The majority of U.S. adults (95%) own and use cell phones, as well as other devices like computers and tablets (Pew Research Center, 2018). This abundance of technology creates opportunities for technological interruptions in couple interactions, termed technoference (McDaniel & Coyne, 2016a) or phubbing, a portmanteau of “phone” and “snubbing” (Roberts & David, 2016). Recently, a number of researchers have examined technoference among couples and found that technoference is common within romantic relationships, and higher rates of technoference are related to conflict, jealousy, and lower levels of relationship satisfaction, intimacy, and relational closeness/cohesion (Amichai-Hamburger & Etgar, 2016; Halpern & Katz, 2017; Krasnova, Abramova, Notter, & Baumann, 2016; McDaniel & Coyne, 2016a; McDaniel, Galovan, Cravens, & Drouin, 2018; Roberts & David, 2016; Wang, Xie, Wang, Wang, & Lei, 2017).
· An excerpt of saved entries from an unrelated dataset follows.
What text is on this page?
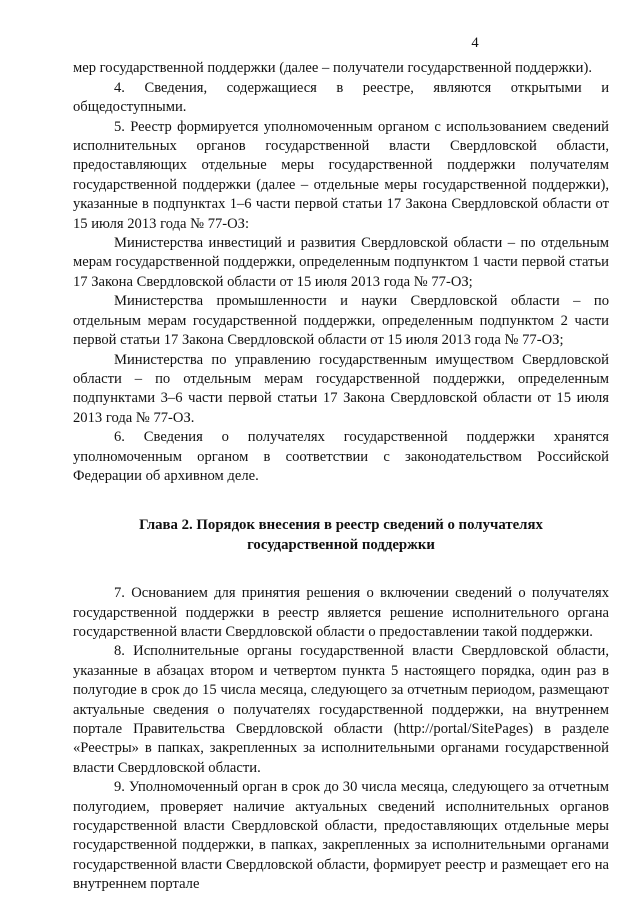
4

мер государственной поддержки (далее – получатели государственной поддержки).

4. Сведения, содержащиеся в реестре, являются открытыми и общедоступными.

5. Реестр формируется уполномоченным органом с использованием сведений исполнительных органов государственной власти Свердловской области, предоставляющих отдельные меры государственной поддержки получателям государственной поддержки (далее – отдельные меры государственной поддержки), указанные в подпунктах 1–6 части первой статьи 17 Закона Свердловской области от 15 июля 2013 года № 77-ОЗ:

Министерства инвестиций и развития Свердловской области – по отдельным мерам государственной поддержки, определенным подпунктом 1 части первой статьи 17 Закона Свердловской области от 15 июля 2013 года № 77-ОЗ;

Министерства промышленности и науки Свердловской области – по отдельным мерам государственной поддержки, определенным подпунктом 2 части первой статьи 17 Закона Свердловской области от 15 июля 2013 года № 77-ОЗ;

Министерства по управлению государственным имуществом Свердловской области – по отдельным мерам государственной поддержки, определенным подпунктами 3–6 части первой статьи 17 Закона Свердловской области от 15 июля 2013 года № 77-ОЗ.

6. Сведения о получателях государственной поддержки хранятся уполномоченным органом в соответствии с законодательством Российской Федерации об архивном деле.

Глава 2. Порядок внесения в реестр сведений о получателях государственной поддержки

7. Основанием для принятия решения о включении сведений о получателях государственной поддержки в реестр является решение исполнительного органа государственной власти Свердловской области о предоставлении такой поддержки.

8. Исполнительные органы государственной власти Свердловской области, указанные в абзацах втором и четвертом пункта 5 настоящего порядка, один раз в полугодие в срок до 15 числа месяца, следующего за отчетным периодом, размещают актуальные сведения о получателях государственной поддержки, на внутреннем портале Правительства Свердловской области (http://portal/SitePages) в разделе «Реестры» в папках, закрепленных за исполнительными органами государственной власти Свердловской области.

9. Уполномоченный орган в срок до 30 числа месяца, следующего за отчетным полугодием, проверяет наличие актуальных сведений исполнительных органов государственной власти Свердловской области, предоставляющих отдельные меры государственной поддержки, в папках, закрепленных за исполнительными органами государственной власти Свердловской области, формирует реестр и размещает его на внутреннем портале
Hence, technology use within the context of couple interactions has the potential to disrupt positive interactions and spur negative feelings and conflict, and conflict and anger have the potential to contribute to relationship dissolution (Gottman & Levenson, 2002). However, most of these previous studies have been cross-sectional and focused on individual-level (rather than couple-level) data. The current study expands this work by examining reports from both partners in romantic relationships who completed daily surveys on technoference and emotional and relational well-being measures across 14 days. By using daily diary data, we were able to examine within-person associations and more closely approximate life as it is lived (Bolger, Davis, & Rafaeli, 2003).